The History of the Silver Rose

Our Lady of Guadalupe had done so much for her people in Mexico that, in 1960, the Columbian Squires, the official youth organization of the Knights of Columbus, wanted to give something back to her.

The group, headed by Brother Miguel Martinez Estrada, Grand Knight Andreas Saucedo and Fray Margil De Jesus of Knights of Columbus Nuestra Senora de Monterrey Council 2312 in Monterrey, Mexico, came up with the idea of running a rose to the Basilica of Our Lady of Guadalupe in Monterrey, Mexico. The Squires were so enthused that they wanted to invite other Squires from two other countries on the North American Continent to participate. They called on Squires from Laredo, Texas, and London, Ontario. The Canadian Squires asked to start the relay running of the Rose from there through the United States and finishing up in Mexico.

Bishop John C. Cody of London blessed the first rose. It was then flown to New York where it was received by Grand Knight Joseph Thomasen, who in turn took it to Supreme Knight Luke E. Hart. Mr. Hart then took the Rose to Dallas, Texas, and delivered it to district officers of the state of Texas. Texas State Deputy Jack Collerin received the Rose and took it to Laredo, Texas, where it was given to the Squires from Monterrey, Mexico, at the International Bridge in Laredo. They ran the Rose from the International Bridge to Monterrey through Sabinas Hidalgo N.L. Mexico to Cienega de Flores and on to the Basilica in Monterrey, Mexico on December 12, 1960.

The first rose was a natural rose, and after a year it had decomposed. The Squires were so full of inspiration they decided to make yet another relay run in 1961, but due to the condition of the Rose it could not be used again. After contacting Grand Knight Arthur Mount at Council 1134, Reverend Edward Gatfield (FatherTed) and Bishop John C. Cody decided to make a bronze rose and sent it to the Basilica of Our Lady of Guadalupe in Monterrey, Mexico.

When Fray Antonio de Jesus Sacedon and the Squires of Circle 660 in Monterrey heard of the bronze rose, they decided to call upon Brother Miguel Martinez Montoya (owner of Joyeria Rosine) in Monterrey to make them a similar rose. The idea was to make a silver rose because silver is one of Mexico’s precious metals.
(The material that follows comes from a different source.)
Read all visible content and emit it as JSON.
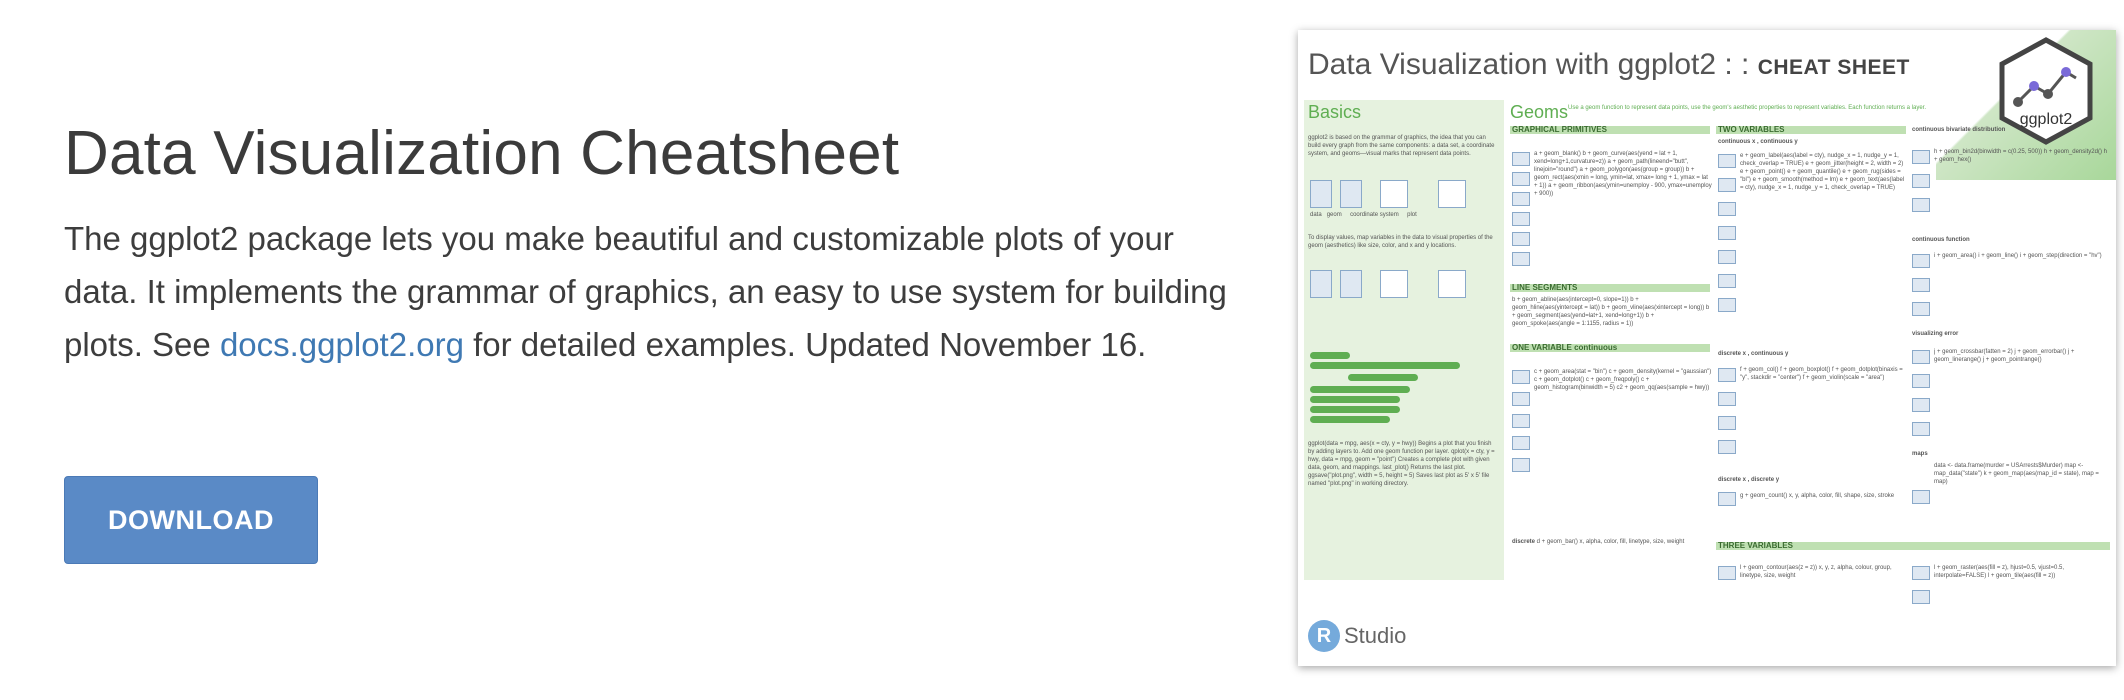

The jeweler saw a beautiful bed of roses in a garden owned by Mrs. Shirla Ostwowk. He asked if he could have a rose as a model for the making of the “Silver Rose.” Mr. Montoya explained what had happened to the original rose in 1960 and what Canada was doing for Our Lady in Monterrey. Once she heard about the making of the “Silver Rose” she gladly gave him a rose and the stem to which it was attached.

The rose bush from which the rose was removed was called “Rose of Peace.” The first “Silver Rose” was blessed by Bishop Alfonso Espino Silva. It was sent to New Haven to William L. Piedmont, Director of Fraternal Services at the Supreme Council Office. The Bronze Rose was blessed by Bishop Cody. It was received by Supreme Knight Luke E. Hart. Archbishop Francis J. Spellman of New York so admired both roses he kept them for a special Mass before they were flown to Texas.
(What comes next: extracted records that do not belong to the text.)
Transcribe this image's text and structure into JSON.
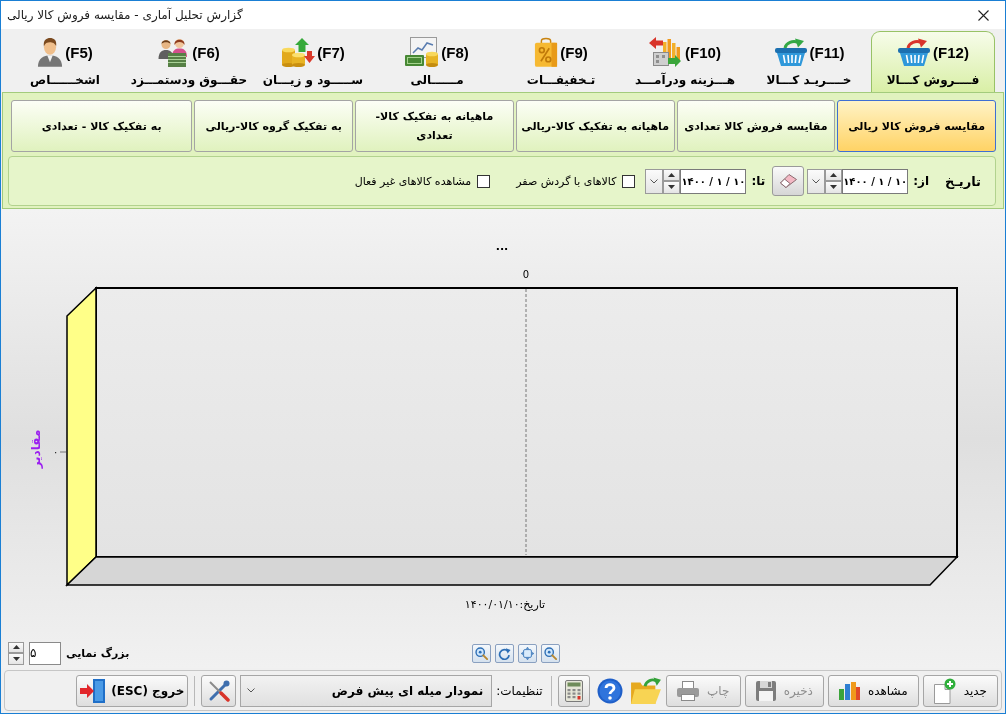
{
  "window": {
    "title": "گزارش تحلیل آماری - مقایسه فروش کالا ریالی"
  },
  "main_tabs": [
    {
      "key": "(F12)",
      "label": "فــــروش کـــالا",
      "selected": true
    },
    {
      "key": "(F11)",
      "label": "خــــریـد کـــالا",
      "selected": false
    },
    {
      "key": "(F10)",
      "label": "هـــزینه ودرآمـــد",
      "selected": false
    },
    {
      "key": "(F9)",
      "label": "تـخفیفـــات",
      "selected": false
    },
    {
      "key": "(F8)",
      "label": "مــــــالی",
      "selected": false
    },
    {
      "key": "(F7)",
      "label": "ســـــود و زیـــان",
      "selected": false
    },
    {
      "key": "(F6)",
      "label": "حقـــوق ودستمـــزد",
      "selected": false
    },
    {
      "key": "(F5)",
      "label": "اشخــــــاص",
      "selected": false
    }
  ],
  "report_tabs": [
    {
      "label": "مقایسه فروش کالا ریالی",
      "selected": true
    },
    {
      "label": "مقایسه فروش کالا تعدادی",
      "selected": false
    },
    {
      "label": "ماهیانه به تفکیک کالا-ریالی",
      "selected": false
    },
    {
      "label": "ماهیانه به تفکیک کالا-تعدادی",
      "selected": false
    },
    {
      "label": "به تفکیک گروه کالا-ریالی",
      "selected": false
    },
    {
      "label": "به تفکیک کالا - تعدادی",
      "selected": false
    }
  ],
  "filter": {
    "date_label": "تاریـخ",
    "from_label": "از:",
    "from_date": "۱۴۰۰ / ۱ / ۱۰",
    "to_label": "تا:",
    "to_date": "۱۴۰۰ / ۱ / ۱۰",
    "checkboxes": [
      {
        "label": "کالاهای با گردش صفر",
        "checked": false
      },
      {
        "label": "مشاهده کالاهای غیر فعال",
        "checked": false
      }
    ]
  },
  "chart": {
    "title": "...",
    "top_tick": "0",
    "ylabel": "مقادیر",
    "y_tick": "۰",
    "xlabel": "تاریخ:۱۴۰۰/۰۱/۱۰"
  },
  "zoom": {
    "label": "بزرگ نمایی",
    "value": "۵"
  },
  "toolbar": {
    "buttons": [
      {
        "label": "جدید",
        "disabled": false
      },
      {
        "label": "مشاهده",
        "disabled": false
      },
      {
        "label": "ذخیره",
        "disabled": true
      },
      {
        "label": "چاپ",
        "disabled": true
      }
    ],
    "settings_label": "تنظیمات:",
    "settings_value": "نمودار میله ای پیش فرض",
    "exit_label": "خروج (ESC)"
  }
}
Texas State Deputy Jack Collerin, State Secretary Ed Gunter and Grand Knight Scott Grant of Fort Worth sent the roses on to Laredo. Laredo Council 2304 received the roses and turned them over to brother Knights from at the midpoint of the International Bridge. Brothers’ Louis G. Alanis received the “Silver Rose” and Brother Enrique Garcia received the Bronze Rose. Again the roses were taken to Sabinas Hidago and Cienega de Flores and on to Monterrey. This tradition symbolizes unity and especially the international brotherhood that has been jointly nurtured three countries.

After 1961, the program was conducted by the Knights of Texas and Mexico and the Our Lady of Guadalupe Province of the Fourth Degree of the Knights of Columbus until the mid 1990s, when it was adopted as a Supreme Council program which grew to encompass three Silver Rose Routes

Today six roses run along different North American routes from Canada to Mexico through 47 U.S. states and five Canadian provinces before meeting in Laredo, Texas. In 2015, one rose will begin in Alberta and heads west to British Columbia before heading south along the Pacific coast and turning east on a winding path through the southwest and mountain states before reaching Texas. A second rose starts in Saskatchewan and heads south entering the United States in Montana and travelling through the northern US Rockies and the Great Plains on its way toward Texas. A third rose starts its run in Manitoba, moving south through the central United States and along the Mississippi before turning to Texas. A fourth Rose begins its journey in Ontario moving through the Midwest and some of the Mid-Atlantic States before ending in Washington, D.C. A fifth Rose begins in Virginia and journeys throughout the south on its way to Texas. A sixth Rose starts in Maine and travels throughout the northeast, completing its journey in Connecticut.